The FCC wants to tackle space junk. But you can’t just put a satellite whose job is completed in a recycle bin.

Chairwoman Jessica Rosenworcel circulated for a vote among her colleagues new rules that would require satellite operators in low-Earth orbit to dispose of their satellites within five years of completing their missions. If adopted by the full Commission at its September monthly meeting, the new rules would shorten the existing 25-year guideline for deorbiting satellites after they stop functioning.

“Since 1957 humanity has put thousands of satellites into the sky, often with the understanding that they were cheaper to abandon than take out of orbit,” she said. “These satellites can stay in orbit for decades, careening around our increasingly crowded skies as space junk and raising the risk of collisions that can ruin satellites we count on.”  

There’s no reason to wait 25 years before removing non-functioning satellites from orbit, Rosenworcel said. “Our space economy is moving fast. For it to continue to grow, we need to do more to clean up after ourselves so space innovation can continue to expand.”

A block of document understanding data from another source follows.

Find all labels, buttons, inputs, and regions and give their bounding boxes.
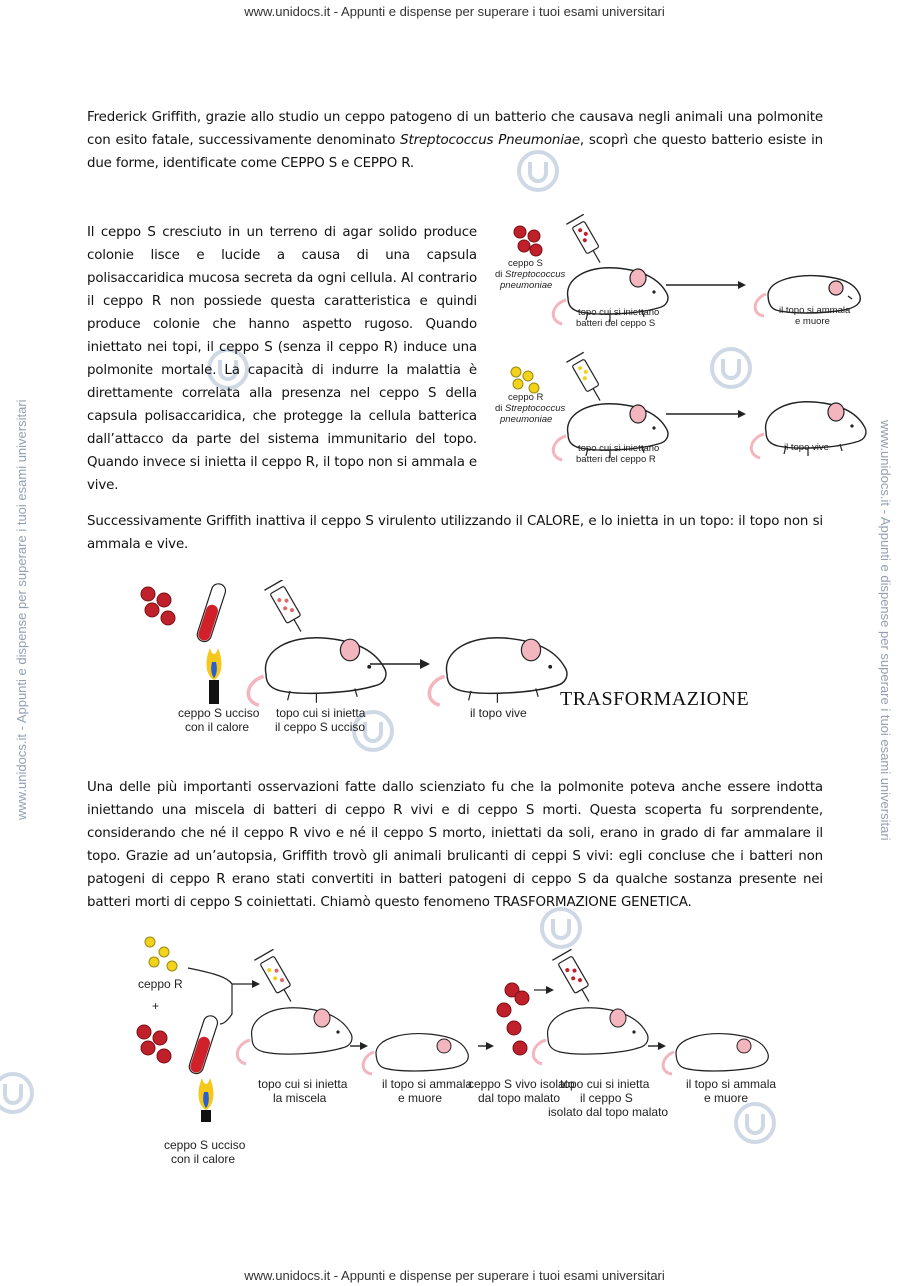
- killed-label-2: con il calore: [185, 720, 250, 734]
- transformation-paragraph: Una delle più importanti osservazioni fatte dallo scienziato fu che la polmonite poteva anche essere indotta iniettando una miscela di batteri di ceppo R vivi e di ceppo S morti. Questa scoperta fu sorprendente, considerando che né il ceppo R vivo e né il ceppo S morto, iniettati da soli, erano in grado di far ammalare il topo. Grazie ad un’autopsia, Griffith trovò gli animali brulicanti di ceppi S vivi: egli concluse che i batteri non patogeni di ceppo R erano stati convertiti in batteri patogeni di ceppo S da qualche sostanza presente nei batteri morti di ceppo S coiniettati. Chiamò questo fenomeno TRASFORMAZIONE GENETICA.: [87, 780, 823, 910]
- species-name: Streptococcus Pneumoniae: [400, 133, 580, 148]
- bracket-arrow-icon: [188, 968, 260, 1024]
- inject-label-2: il ceppo S ucciso: [275, 720, 366, 734]
- syringe-r-icon: [566, 352, 600, 400]
- row1-result-label: il topo si ammala: [779, 305, 851, 316]
- row1-strain-species: di Streptococcus: [495, 269, 566, 280]
- syringe-icon: [264, 580, 310, 637]
- syringe-s-icon: [566, 214, 600, 262]
- ceppo-r-bacteria-icon: [145, 937, 177, 971]
- figure-mixture-experiment: [128, 928, 788, 1173]
- inject-label: topo cui si inietta: [258, 1077, 348, 1091]
- mouse-sick-icon: [363, 1034, 468, 1074]
- heat-paragraph: Successivamente Griffith inattiva il ceppo S virulento utilizzando il CALORE, e lo inietta in un topo: il topo non si ammala e vive.: [87, 514, 823, 552]
- watermark-logo-icon: [0, 1070, 36, 1116]
- inject2-label-3: isolato dal topo malato: [548, 1105, 669, 1119]
- arrow-icon: [478, 1042, 494, 1050]
- arrow-icon: [648, 1042, 666, 1050]
- test-tube-icon: [195, 582, 227, 643]
- intro-text-a: Frederick Griffith, grazie allo studio un ceppo patogeno di un batterio che causava negli animali una polmonite con esito fatale, successivamente denominato: [87, 110, 823, 148]
- flame-icon: [207, 648, 222, 704]
- row1-inject-label: topo cui si iniettano: [578, 307, 660, 318]
- sick2-label-2: e muore: [704, 1091, 749, 1105]
- sick1-label-2: e muore: [398, 1091, 443, 1105]
- arrow-icon: [350, 1042, 368, 1050]
- strain-r-label: ceppo R: [138, 977, 183, 991]
- ceppo-s-bacteria-icon: [137, 1025, 171, 1063]
- plus-sign: +: [152, 999, 160, 1013]
- arrow-icon: [666, 281, 746, 289]
- mouse-alive-icon: [429, 638, 567, 705]
- ceppo-s-bacteria-icon: [514, 226, 542, 256]
- left-side-watermark: www.unidocs.it - Appunti e dispense per superare i tuoi esami universitari: [14, 399, 29, 820]
- result-label: il topo vive: [470, 706, 527, 720]
- killed-label: ceppo S ucciso: [164, 1138, 246, 1152]
- figure-strain-injection: [488, 212, 868, 474]
- killed-label-2: con il calore: [171, 1152, 236, 1166]
- inject-label: topo cui si inietta: [276, 706, 366, 720]
- row2-strain-species: di Streptococcus: [495, 403, 566, 414]
- killed-label: ceppo S ucciso: [178, 706, 260, 720]
- flame-icon: [199, 1078, 214, 1122]
- strain-description-paragraph: Il ceppo S cresciuto in un terreno di agar solido produce colonie lisce e lucide a causa di una capsula polisaccaridica mucosa secreta da ogni cellula. Al contrario il ceppo R non possiede questa caratteristica e quindi produce colonie che hanno aspetto rugoso. Quando iniettato nei topi, il ceppo S (senza il ceppo R) induce una polmonite mortale. La capacità di indurre la malattia è direttamente correlata alla presenza nel ceppo S della capsula polisaccaridica, che protegge la cellula batterica dall’attacco da parte del sistema immunitario del topo. Quando invece si inietta il ceppo R, il topo non si ammala e vive.: [87, 225, 477, 493]
- sick1-label: il topo si ammala: [382, 1077, 473, 1091]
- transformation-heading: TRASFORMAZIONE: [560, 688, 750, 710]
- ceppo-r-bacteria-icon: [511, 367, 539, 393]
- row1-result-label-2: e muore: [795, 316, 830, 327]
- mouse-injected-icon: [533, 1008, 648, 1064]
- ceppo-s-isolated-icon: [497, 983, 529, 1055]
- right-side-watermark: www.unidocs.it - Appunti e dispense per superare i tuoi esami universitari: [878, 420, 893, 841]
- row1-strain-label: ceppo S: [508, 258, 543, 269]
- ceppo-s-bacteria-icon: [141, 587, 175, 625]
- row2-inject-label-2: batteri del ceppo R: [576, 454, 656, 465]
- arrow-icon: [666, 410, 746, 418]
- mouse-injected-icon: [248, 638, 386, 705]
- inject2-label: topo cui si inietta: [560, 1077, 650, 1091]
- syringe-icon: [552, 949, 598, 1007]
- header-watermark: www.unidocs.it - Appunti e dispense per superare i tuoi esami universitari: [244, 4, 665, 19]
- test-tube-icon: [187, 1014, 219, 1075]
- sick2-label: il topo si ammala: [686, 1077, 777, 1091]
- row2-strain-label: ceppo R: [508, 392, 544, 403]
- arrow-icon: [534, 986, 554, 994]
- isolated-label-2: dal topo malato: [478, 1091, 561, 1105]
- row2-strain-species-2: pneumoniae: [500, 414, 553, 425]
- row2-result-label: il topo vive: [784, 442, 829, 453]
- isolated-label: ceppo S vivo isolato: [468, 1077, 575, 1091]
- syringe-icon: [254, 949, 300, 1007]
- intro-text-b: , scoprì che questo batterio esiste in due forme, identificate come CEPPO S e CEPPO R.: [87, 133, 824, 171]
- row1-inject-label-2: batteri del ceppo S: [576, 318, 656, 329]
- mouse-sick-icon: [663, 1034, 768, 1074]
- row1-strain-species-2: pneumoniae: [500, 280, 553, 291]
- figure-heat-killed: [130, 580, 780, 740]
- mouse-injected-icon: [237, 1008, 352, 1064]
- inject2-label-2: il ceppo S: [580, 1091, 633, 1105]
- intro-paragraph: [87, 106, 823, 175]
- row2-inject-label: topo cui si iniettano: [578, 443, 660, 454]
- inject-label-2: la miscela: [273, 1091, 327, 1105]
- footer-watermark: www.unidocs.it - Appunti e dispense per superare i tuoi esami universitari: [244, 1268, 665, 1283]
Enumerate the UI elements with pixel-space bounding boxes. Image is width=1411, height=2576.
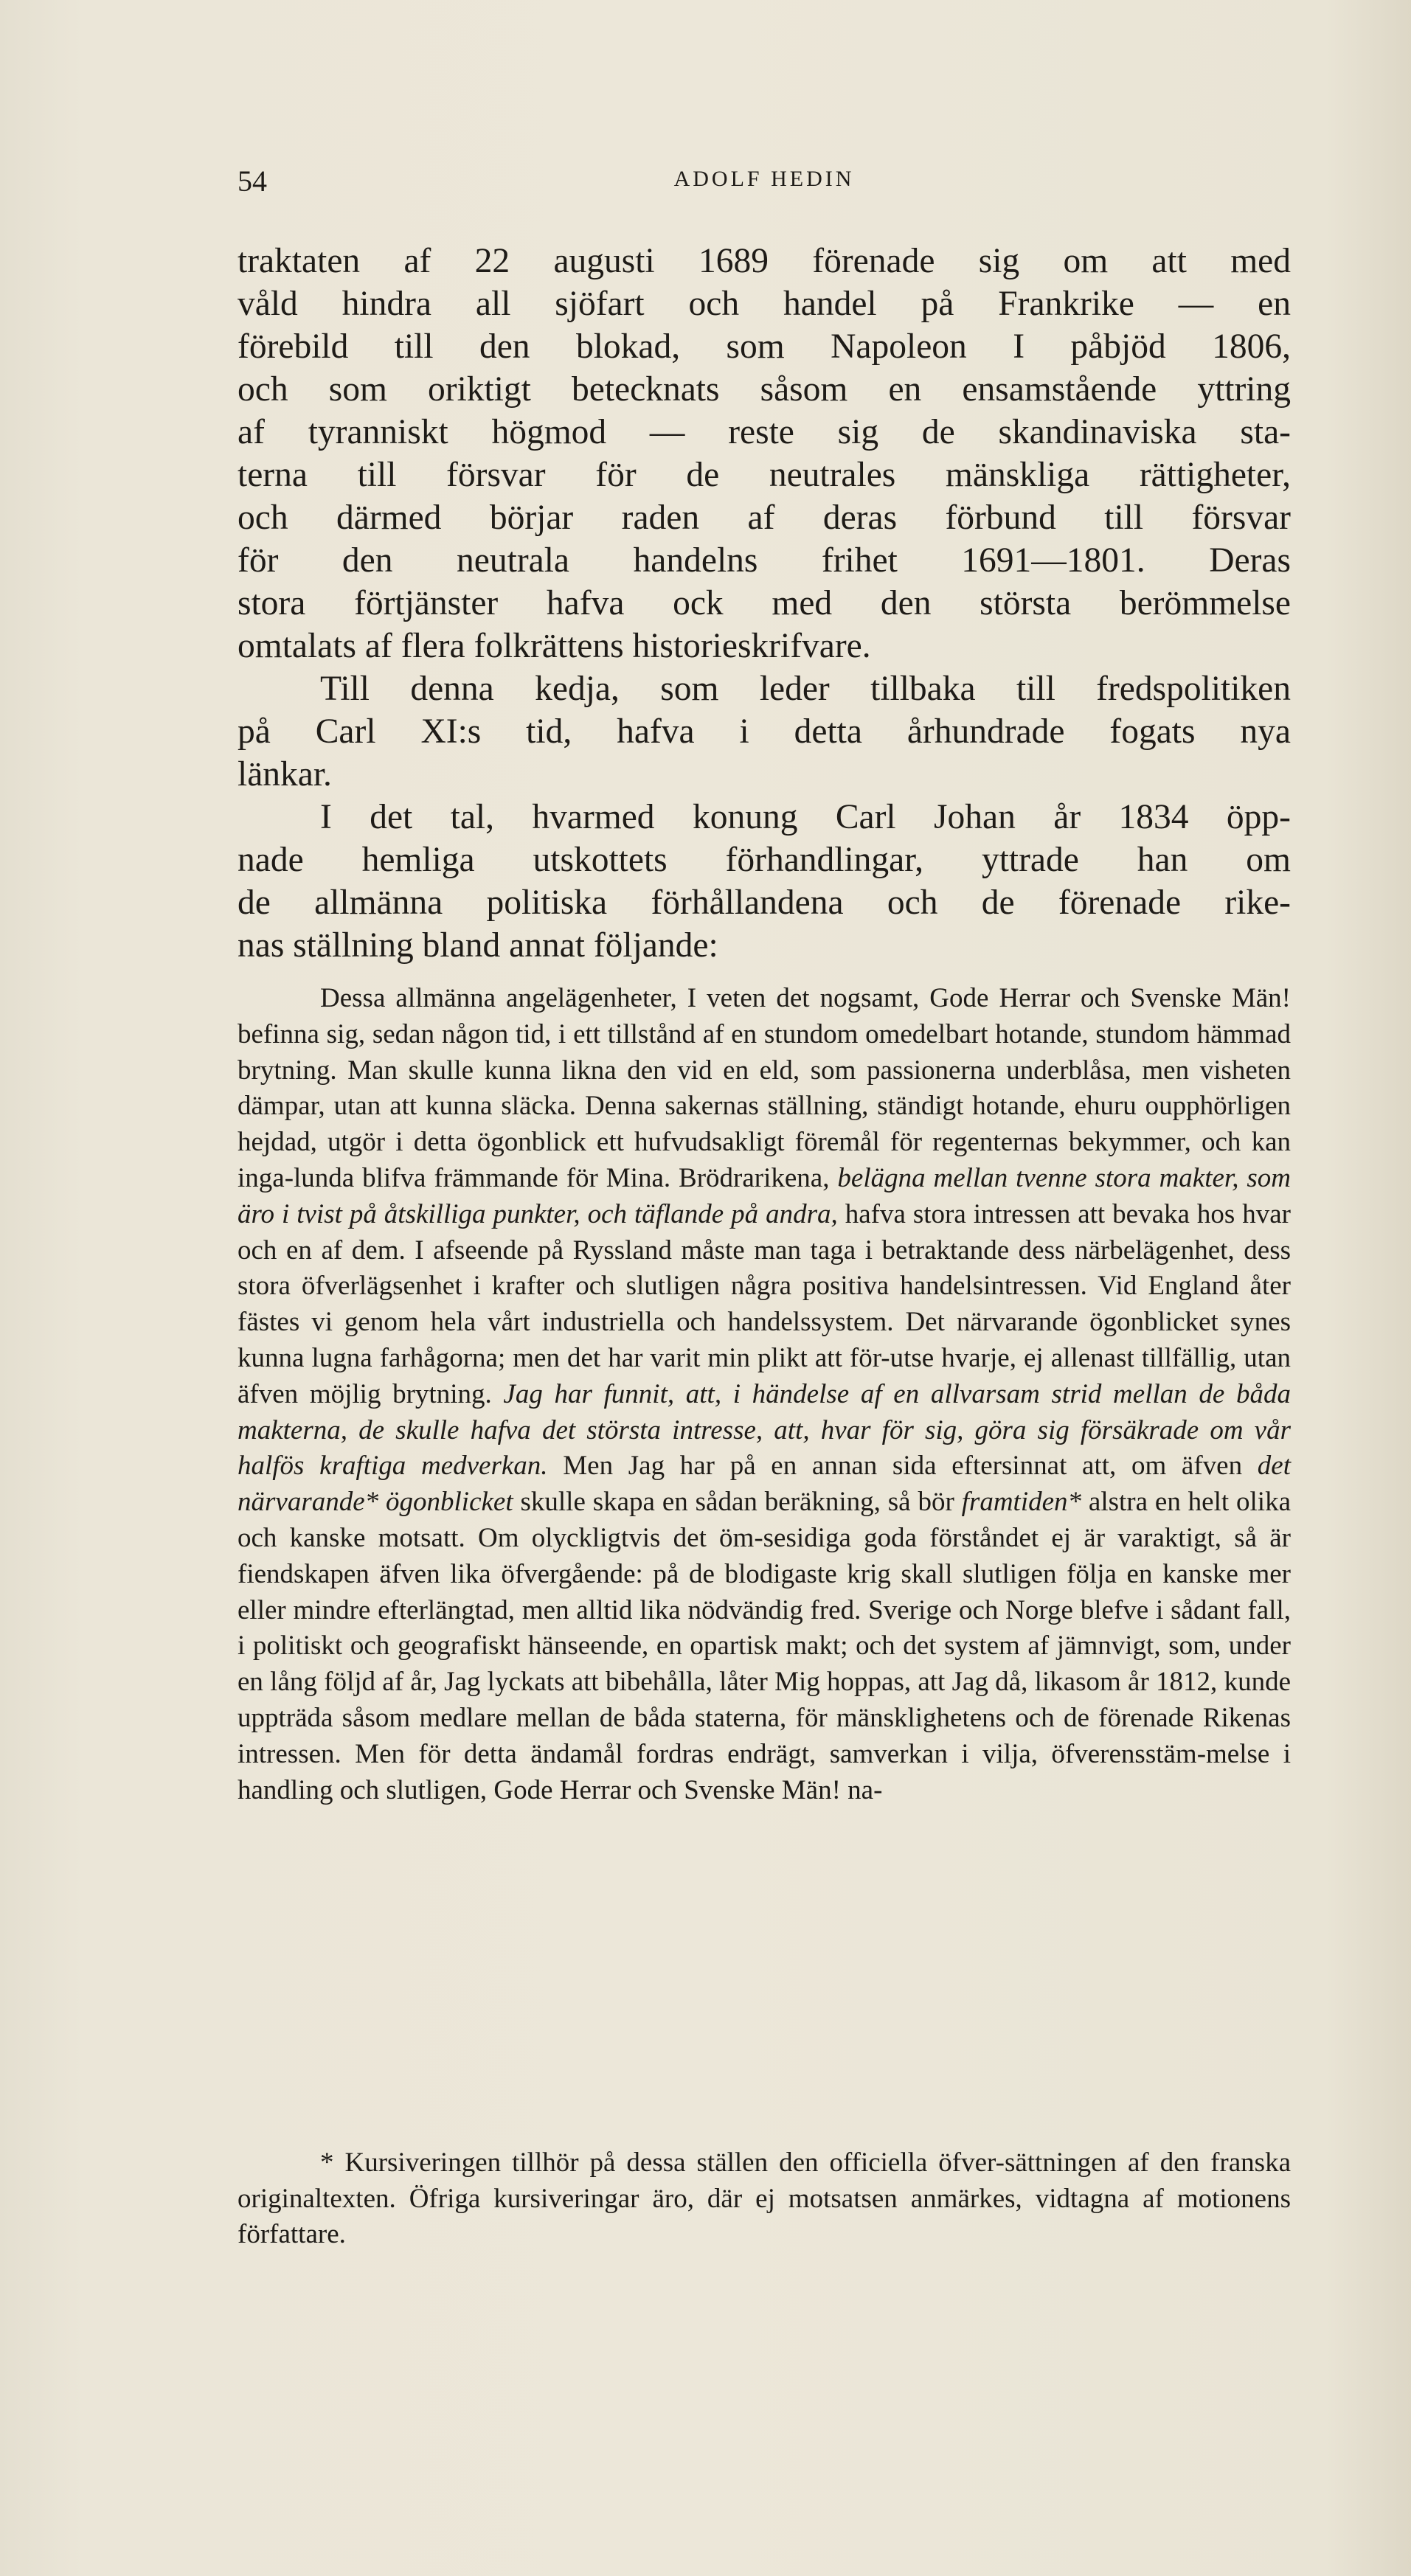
text-line: terna till försvar för de neutrales mänskliga rättigheter, — [238, 456, 1291, 494]
footnote-text: * Kursiveringen tillhör på dessa ställen den officiella öfver-sättningen af den franska originaltexten. Öfriga kursiveringar äro, där ej motsatsen anmärkes, vidtagna af motionens författare. — [238, 2148, 1291, 2250]
quote-text: alstra en helt olika och kanske motsatt. Om olyckligtvis det öm-sesidiga goda förståndet ej är varaktigt, så är fiendskapen äfven lika öfvergående: på de blodigaste krig skall slutligen följa en kanske mer eller mindre efterlängtad, men alltid lika nödvändig fred. Sverige och Norge blefve i sådant fall, i politiskt och geografiskt hänseende, en opartisk makt; och det system af jämnvigt, som, under en lång följd af år, Jag lyckats att bibehålla, låter Mig hoppas, att Jag då, likasom år 1812, kunde uppträda såsom medlare mellan de båda staterna, för mänsklighetens och de förenade Rikenas intressen. Men för detta ändamål fordras endrägt, samverkan i vilja, öfverensstäm-melse i handling och slutligen, Gode Herrar och Svenske Män! na- — [238, 1487, 1292, 1805]
text-line: länkar. — [238, 755, 332, 794]
quote-text: Men Jag har på en annan sida eftersinnat att, om äfven — [547, 1451, 1258, 1482]
text-line: traktaten af 22 augusti 1689 förenade sig om att med — [238, 242, 1291, 280]
text-line: nas ställning bland annat följande: — [238, 926, 718, 965]
text-line: på Carl XI:s tid, hafva i detta århundrade fogats nya — [238, 712, 1291, 751]
footnote — [238, 2145, 1291, 2253]
quote-emphasis: Jag har funnit, att, i händelse af en allvarsam strid mellan de båda makterna, de skulle hafva det största intresse, att, hvar för sig, göra sig försäkrade om vår halfös kraftiga medverkan. — [238, 1378, 1291, 1482]
text-line: Till denna kedja, som leder tillbaka till fredspolitiken — [320, 670, 1291, 708]
text-line: och därmed börjar raden af deras förbund till försvar — [238, 499, 1291, 537]
text-line: våld hindra all sjöfart och handel på Frankrike — en — [238, 285, 1291, 323]
text-line: stora förtjänster hafva ock med den största berömmelse — [238, 584, 1291, 622]
quote-text: skulle skapa en sådan beräkning, så bör — [513, 1487, 962, 1518]
quote-paragraph — [238, 981, 1291, 1808]
paragraph-3 — [238, 796, 1291, 967]
text-line: för den neutrala handelns frihet 1691—1801. Deras — [238, 541, 1291, 580]
main-text — [238, 240, 1291, 967]
text-line: omtalats af flera folkrättens historieskrifvare. — [238, 627, 871, 665]
running-head — [238, 164, 1291, 208]
quote-text: Dessa allmänna angelägenheter, I veten det nogsamt, Gode Herrar och Svenske Män! befinna sig, sedan någon tid, i ett tillstånd af en stundom omedelbart hotande, stundom hämmad brytning. Man skulle kunna likna den vid en eld, som passionerna underblåsa, men visheten dämpar, utan att kunna släcka. Denna sakernas ställning, ständigt hotande, ehuru oupphörligen hejdad, utgör i detta ögonblick ett hufvudsakligt föremål för regenternas bekymmer, och kan inga-lunda blifva främmande för Mina. Brödrarikena, — [238, 983, 1291, 1193]
block-quote — [238, 981, 1291, 1808]
text-line: I det tal, hvarmed konung Carl Johan år 1834 öpp- — [320, 798, 1291, 836]
text-line: nade hemliga utskottets förhandlingar, yttrade han om — [238, 841, 1291, 879]
text-line: de allmänna politiska förhållandena och de förenade rike- — [238, 883, 1291, 922]
text-line: förebild till den blokad, som Napoleon I påbjöd 1806, — [238, 327, 1291, 366]
paragraph-2 — [238, 667, 1291, 796]
running-title: ADOLF HEDIN — [673, 167, 855, 191]
page-number: 54 — [238, 164, 267, 198]
quote-emphasis: det närvarande* ögonblicket — [238, 1451, 1291, 1518]
paragraph-1 — [238, 240, 1291, 667]
text-line: och som oriktigt betecknats såsom en ensamstående yttring — [238, 370, 1291, 409]
text-line: af tyranniskt högmod — reste sig de skandinaviska sta- — [238, 413, 1291, 451]
quote-emphasis: belägna mellan tvenne stora makter, som äro i tvist på åtskilliga punkter, och täflande på andra, — [238, 1162, 1291, 1229]
quote-text: hafva stora intressen att bevaka hos hvar och en af dem. I afseende på Ryssland måste man taga i betraktande dess närbelägenhet, dess stora öfverlägsenhet i krafter och slutligen några positiva handelsintressen. Vid England åter fästes vi genom hela vårt industriella och handelssystem. Det närvarande ögonblicket synes kunna lugna farhågorna; men det har varit min plikt att för-utse hvarje, ej allenast tillfällig, utan äfven möjlig brytning. — [238, 1198, 1291, 1409]
quote-emphasis: framtiden* — [961, 1487, 1082, 1518]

The proposal would require satellites ending their mission in or passing through the low-Earth orbit region below roughly 1,240 miles altitude to deorbit as soon as practicable but no later than five years after its mission is completed. The mission length of any satellite is determined through its application process with the FCC’s International Bureau. The proposal notes the Commission will continue to assess whether a shorter post-mission disposal requirement, such as one year, is appropriate for large satellite constellations. 

The Commission recently began a proceeding to promote the development of in-space servicing, assembly, and manufacturing capabilities in the United States, Inside Towers reported. As part of this effort, the FCC also is updating its regulatory frameworks and adding more engineers and policy experts to speed up its commercial satellite licensing processes.